L'esilio fu un'esperienza dolorosissima per Dante, che lo portò a interrogarsi profondamente sui mali che affliggevano le città italiane e la stessa Chiesa. Oltre ad averlo costretto all'esilio, le continue lotte intestine avevano allontanato gli uomini dal volere di Dio e li aveva portati a indulgere al peccato.

I poeta individuò la causa di tutti i mali nell'assenza di un imperatore, dotato di autorevolezza e capace di far rispettare le leggi e limitare il potere della Chiesa, la cui missione doveva riguardare  unicamente la sfera spirituale, senza avanzare alcuna pretesa politica. Quando nel 1312 il re di Germania Enrico VII di Lussemburgo scese in Italia per cingere la corona imperiale e tentare di portare la pace tra i comuni italiani, Dante credette che il suo sogno si potesse avverare. Purtroppo, però, l'improvvisa morte dell'imperatore, avvenuta solo un anno dopo, cancellò questa speranza e anche quella di poter mai tornare a Firenze.

 

Le opere

  1. Dopo la morte di Beatrice, il poeta raccolse le poesie più significative composte in suo onore in un'opera intitolata Vita Nova. Il titolo sottolinea il rinnovamento spirituale che l'amore per Beatrite determina nell'uomo e nel poeta.
  2. Le Rime costituiscono una raccolta di tutte le poesie scritte da Dante.
  3. Il Convivio è un trattato sulla filosofia.
  4. Il De Monarchia è un'opera di carattere politico.
  5. Il De vulgari eloquentia, è un'opera sulla lingua volgare nella quale Dante sostiene la necessità di un volgare comune a tutta la penisola. In quest'opera inoltre Dante definisce anche il ruolo dello scrittore nella formazione del linguaggio di un popolo.
  6. La Divina Commedia è un'opera straordinaria, patrimonio non solo della cultura medievale, ma di tutti i tempi e di tutti i popoli.

Osserva di seguito una tabella riassuntiva delle principali opere di Dante.

 

OPERA

PERIODO DI COMPOSIZIONE

LINGUA GENERE E CONTENUTO

Vita Nova

1293-1295

Volgare fiorentino

Ogni lirica è preceduta da una breve introduzione in prosa, che spiega l'occasione e le circostanze della composizione, ed è seguita da un commento. In questo modo le poesie sono legate come a formare un'unica vicenda che racconta l'amore spirituale di Dante per Beatrice.

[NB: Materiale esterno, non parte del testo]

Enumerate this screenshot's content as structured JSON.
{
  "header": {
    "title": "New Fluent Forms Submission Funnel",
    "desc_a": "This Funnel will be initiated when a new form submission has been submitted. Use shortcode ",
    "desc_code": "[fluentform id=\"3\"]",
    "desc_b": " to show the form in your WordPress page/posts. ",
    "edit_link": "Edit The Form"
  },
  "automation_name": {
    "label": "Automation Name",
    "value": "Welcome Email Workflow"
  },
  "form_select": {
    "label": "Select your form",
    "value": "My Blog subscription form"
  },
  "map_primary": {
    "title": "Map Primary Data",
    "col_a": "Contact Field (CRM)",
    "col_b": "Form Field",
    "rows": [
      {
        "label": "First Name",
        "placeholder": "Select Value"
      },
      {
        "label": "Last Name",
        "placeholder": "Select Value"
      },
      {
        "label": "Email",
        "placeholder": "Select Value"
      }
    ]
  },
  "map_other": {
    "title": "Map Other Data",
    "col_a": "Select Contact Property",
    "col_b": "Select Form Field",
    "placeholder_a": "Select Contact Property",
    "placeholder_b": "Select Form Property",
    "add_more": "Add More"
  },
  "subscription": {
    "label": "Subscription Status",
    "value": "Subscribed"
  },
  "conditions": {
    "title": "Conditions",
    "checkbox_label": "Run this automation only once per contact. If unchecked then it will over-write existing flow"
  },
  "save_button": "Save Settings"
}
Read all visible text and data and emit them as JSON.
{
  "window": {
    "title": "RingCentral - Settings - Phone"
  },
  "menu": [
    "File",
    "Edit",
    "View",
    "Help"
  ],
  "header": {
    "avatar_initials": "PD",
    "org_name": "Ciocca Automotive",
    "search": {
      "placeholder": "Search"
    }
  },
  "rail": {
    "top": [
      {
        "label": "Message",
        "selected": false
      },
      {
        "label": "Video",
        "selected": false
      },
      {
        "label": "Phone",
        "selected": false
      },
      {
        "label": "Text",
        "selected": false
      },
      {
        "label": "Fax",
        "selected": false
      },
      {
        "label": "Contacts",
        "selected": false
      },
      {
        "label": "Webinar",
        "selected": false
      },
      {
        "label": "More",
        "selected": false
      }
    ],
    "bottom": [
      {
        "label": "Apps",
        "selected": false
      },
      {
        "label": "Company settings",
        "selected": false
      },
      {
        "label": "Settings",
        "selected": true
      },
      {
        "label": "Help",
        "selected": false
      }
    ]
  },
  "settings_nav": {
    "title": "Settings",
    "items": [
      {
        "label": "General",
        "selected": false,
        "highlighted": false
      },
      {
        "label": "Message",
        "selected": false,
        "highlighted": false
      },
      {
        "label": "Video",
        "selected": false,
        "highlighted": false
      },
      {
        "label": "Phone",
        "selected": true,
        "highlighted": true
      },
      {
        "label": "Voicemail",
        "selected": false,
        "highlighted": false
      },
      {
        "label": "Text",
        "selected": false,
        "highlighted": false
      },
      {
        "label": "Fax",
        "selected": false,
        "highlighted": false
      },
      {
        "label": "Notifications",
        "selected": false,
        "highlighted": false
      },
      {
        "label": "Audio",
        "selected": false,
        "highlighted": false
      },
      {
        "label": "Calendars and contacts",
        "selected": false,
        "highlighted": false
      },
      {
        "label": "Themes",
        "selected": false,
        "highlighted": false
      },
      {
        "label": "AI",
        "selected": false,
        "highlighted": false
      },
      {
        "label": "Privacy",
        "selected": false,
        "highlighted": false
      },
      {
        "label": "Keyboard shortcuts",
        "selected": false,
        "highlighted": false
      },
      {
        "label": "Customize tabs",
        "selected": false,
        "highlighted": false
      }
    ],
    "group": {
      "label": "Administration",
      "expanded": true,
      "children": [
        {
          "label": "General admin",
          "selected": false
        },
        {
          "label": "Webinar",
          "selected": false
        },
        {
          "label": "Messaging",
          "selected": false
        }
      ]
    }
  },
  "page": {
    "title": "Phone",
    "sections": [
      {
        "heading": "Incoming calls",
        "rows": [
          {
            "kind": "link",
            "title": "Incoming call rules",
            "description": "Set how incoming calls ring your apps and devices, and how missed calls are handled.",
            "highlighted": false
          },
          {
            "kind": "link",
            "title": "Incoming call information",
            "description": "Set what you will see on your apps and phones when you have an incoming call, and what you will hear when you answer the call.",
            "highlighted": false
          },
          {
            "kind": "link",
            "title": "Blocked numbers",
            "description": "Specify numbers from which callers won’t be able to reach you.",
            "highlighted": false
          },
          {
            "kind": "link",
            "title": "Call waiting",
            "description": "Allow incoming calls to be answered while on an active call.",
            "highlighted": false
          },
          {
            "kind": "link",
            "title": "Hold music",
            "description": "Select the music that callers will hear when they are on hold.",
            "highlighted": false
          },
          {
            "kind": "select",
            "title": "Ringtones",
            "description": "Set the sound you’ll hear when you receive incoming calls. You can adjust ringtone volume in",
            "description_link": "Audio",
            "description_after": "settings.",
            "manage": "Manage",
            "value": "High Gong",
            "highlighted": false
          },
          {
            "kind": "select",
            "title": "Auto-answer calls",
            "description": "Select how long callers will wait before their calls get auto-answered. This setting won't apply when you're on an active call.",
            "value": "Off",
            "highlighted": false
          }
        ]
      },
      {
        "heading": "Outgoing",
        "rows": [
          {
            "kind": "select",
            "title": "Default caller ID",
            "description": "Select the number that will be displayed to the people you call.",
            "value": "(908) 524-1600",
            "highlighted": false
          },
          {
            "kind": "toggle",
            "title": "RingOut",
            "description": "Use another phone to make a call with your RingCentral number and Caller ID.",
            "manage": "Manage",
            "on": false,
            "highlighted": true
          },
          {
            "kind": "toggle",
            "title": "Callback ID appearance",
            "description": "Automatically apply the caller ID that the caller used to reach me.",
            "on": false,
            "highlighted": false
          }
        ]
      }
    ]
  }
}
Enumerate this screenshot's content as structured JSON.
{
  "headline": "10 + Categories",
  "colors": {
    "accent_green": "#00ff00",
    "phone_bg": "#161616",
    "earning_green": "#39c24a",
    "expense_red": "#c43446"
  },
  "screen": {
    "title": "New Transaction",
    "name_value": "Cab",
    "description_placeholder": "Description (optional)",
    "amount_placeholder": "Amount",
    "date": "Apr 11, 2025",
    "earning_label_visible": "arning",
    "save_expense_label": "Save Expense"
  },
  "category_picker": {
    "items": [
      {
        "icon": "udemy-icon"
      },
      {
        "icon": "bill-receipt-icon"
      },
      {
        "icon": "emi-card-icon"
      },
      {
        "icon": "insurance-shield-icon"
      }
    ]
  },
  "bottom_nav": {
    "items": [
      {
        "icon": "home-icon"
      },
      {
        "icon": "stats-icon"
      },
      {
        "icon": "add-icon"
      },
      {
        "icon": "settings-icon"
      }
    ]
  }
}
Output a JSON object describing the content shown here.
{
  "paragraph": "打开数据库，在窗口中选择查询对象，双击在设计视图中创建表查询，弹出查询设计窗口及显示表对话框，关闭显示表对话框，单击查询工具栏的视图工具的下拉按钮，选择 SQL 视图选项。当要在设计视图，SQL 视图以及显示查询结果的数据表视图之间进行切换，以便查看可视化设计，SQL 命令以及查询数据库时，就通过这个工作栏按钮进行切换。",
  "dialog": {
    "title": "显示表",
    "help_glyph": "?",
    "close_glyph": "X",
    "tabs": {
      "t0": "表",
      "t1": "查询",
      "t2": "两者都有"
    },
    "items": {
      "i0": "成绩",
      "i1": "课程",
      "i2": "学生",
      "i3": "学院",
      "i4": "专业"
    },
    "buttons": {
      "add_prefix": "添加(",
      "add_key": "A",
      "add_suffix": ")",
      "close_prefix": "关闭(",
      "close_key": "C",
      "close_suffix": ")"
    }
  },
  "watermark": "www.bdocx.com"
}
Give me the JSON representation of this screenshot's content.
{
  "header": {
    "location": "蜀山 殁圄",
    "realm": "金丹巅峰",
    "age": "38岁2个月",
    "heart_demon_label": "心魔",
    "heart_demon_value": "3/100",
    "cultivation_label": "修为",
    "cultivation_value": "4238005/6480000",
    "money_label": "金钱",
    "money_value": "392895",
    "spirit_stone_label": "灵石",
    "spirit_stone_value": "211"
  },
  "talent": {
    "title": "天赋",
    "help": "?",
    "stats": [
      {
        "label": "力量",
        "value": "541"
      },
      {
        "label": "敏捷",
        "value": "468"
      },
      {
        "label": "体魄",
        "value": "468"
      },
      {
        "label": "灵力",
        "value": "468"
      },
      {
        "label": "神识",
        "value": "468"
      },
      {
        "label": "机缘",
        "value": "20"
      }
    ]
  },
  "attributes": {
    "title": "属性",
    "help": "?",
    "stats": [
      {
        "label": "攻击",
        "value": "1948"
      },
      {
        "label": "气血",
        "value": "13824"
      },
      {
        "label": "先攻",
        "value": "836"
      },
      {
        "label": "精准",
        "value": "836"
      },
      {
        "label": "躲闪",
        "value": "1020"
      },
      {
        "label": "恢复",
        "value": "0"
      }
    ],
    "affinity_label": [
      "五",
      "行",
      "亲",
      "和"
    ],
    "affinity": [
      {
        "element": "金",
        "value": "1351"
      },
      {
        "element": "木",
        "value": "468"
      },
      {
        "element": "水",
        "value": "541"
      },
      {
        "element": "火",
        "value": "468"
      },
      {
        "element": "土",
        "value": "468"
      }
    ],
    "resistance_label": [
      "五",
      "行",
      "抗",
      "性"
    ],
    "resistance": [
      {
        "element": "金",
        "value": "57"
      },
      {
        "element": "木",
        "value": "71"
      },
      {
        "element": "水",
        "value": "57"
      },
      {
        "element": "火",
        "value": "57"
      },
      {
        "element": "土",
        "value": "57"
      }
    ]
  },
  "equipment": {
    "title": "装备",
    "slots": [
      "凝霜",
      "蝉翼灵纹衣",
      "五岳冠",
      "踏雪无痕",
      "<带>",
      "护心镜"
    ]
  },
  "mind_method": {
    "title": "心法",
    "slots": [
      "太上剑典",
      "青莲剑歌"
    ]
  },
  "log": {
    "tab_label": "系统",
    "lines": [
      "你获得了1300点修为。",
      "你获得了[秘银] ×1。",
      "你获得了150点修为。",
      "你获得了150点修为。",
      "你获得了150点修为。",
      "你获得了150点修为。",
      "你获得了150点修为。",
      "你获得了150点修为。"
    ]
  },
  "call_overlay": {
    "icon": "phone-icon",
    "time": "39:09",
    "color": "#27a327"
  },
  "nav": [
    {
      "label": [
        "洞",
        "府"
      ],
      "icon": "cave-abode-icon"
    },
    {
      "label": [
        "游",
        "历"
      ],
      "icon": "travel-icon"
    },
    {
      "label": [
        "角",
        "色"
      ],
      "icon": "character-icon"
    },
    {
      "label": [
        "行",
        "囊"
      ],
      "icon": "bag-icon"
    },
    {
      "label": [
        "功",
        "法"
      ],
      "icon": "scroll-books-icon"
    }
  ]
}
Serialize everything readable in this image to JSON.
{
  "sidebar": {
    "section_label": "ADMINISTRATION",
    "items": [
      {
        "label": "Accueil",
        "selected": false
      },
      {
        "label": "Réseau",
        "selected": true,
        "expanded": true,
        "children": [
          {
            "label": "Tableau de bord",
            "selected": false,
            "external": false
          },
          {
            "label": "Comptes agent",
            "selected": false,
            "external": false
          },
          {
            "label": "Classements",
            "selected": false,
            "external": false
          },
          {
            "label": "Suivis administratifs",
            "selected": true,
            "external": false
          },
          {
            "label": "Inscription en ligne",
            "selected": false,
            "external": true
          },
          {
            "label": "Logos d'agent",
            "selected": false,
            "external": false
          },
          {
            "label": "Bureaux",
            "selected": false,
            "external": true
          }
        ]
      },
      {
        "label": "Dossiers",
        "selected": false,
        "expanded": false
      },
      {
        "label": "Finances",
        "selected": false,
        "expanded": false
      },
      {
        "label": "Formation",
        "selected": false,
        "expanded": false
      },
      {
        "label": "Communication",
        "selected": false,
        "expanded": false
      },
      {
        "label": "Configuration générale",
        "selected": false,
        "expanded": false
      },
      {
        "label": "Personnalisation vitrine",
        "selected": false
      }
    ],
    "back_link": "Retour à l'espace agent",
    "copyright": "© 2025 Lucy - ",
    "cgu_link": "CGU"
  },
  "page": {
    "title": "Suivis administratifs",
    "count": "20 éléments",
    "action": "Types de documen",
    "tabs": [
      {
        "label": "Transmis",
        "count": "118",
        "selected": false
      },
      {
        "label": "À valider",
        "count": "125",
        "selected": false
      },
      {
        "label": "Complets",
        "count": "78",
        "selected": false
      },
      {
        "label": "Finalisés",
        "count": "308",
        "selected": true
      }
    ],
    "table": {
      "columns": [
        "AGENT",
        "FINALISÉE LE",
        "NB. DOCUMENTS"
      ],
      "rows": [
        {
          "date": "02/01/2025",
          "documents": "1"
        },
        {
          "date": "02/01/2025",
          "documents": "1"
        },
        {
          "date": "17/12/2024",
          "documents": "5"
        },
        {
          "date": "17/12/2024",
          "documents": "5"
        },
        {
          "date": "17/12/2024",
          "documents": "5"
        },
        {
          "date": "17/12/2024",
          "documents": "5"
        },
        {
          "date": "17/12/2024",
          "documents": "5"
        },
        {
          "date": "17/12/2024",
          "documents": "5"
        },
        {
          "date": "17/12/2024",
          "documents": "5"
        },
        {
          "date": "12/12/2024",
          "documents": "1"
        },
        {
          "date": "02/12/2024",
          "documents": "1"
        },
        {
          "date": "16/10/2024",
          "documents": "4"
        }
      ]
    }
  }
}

Rime Tutta la vita. La raccolta è stata fatta da editori moderni

Volgare fiorentino

Comprende tutta la produzione lirica di Dante: le poesie di ispirazione cortese, quelle stilnovistiche, quelle di tipo allegorico e comico-burlesco, quelle vicine alla lirica provenzale e quelle di argomento morale.

Convivio

1304-1307

Volgare fiorentino

È un trattato filosofico, rimasto incompiuto; comprende parti in poesia seguite da un lungo commento in prosa. Dante vi espone il suo amore per la conoscenza, esalta l'uso del volgare e sostiene che la nobiltà non è un privilegio di sangue, ma si può ottenere con la virtù.

De vulgari eloquentia

1303-1305

Latino

È un trattato di retorica (rimasto incompiuto) nel quale Dante espone ai dotti il valore del volgare come lingua letteraria.

De monarchia

1313-1318

Latino

È un trattato politico in cui Dante sostiene che i poteri di Chiesa e Impero devono essere autonomi e separati (come due «soli»>): al papa spetta il potere spirituale, all'imperatore il potere temporale. Le due istituzioni però devono agire in pace e nella concordia.

Commedia

1306-1321

Volgare fiorentino

È il racconto del viaggio immaginario compiuto dal poeta nei tre regni dell'oltretomba. Simbolicamente rappresenta il viaggio che tutta l'umanità deve compiere per liberarsi dal male e giungere a Dio.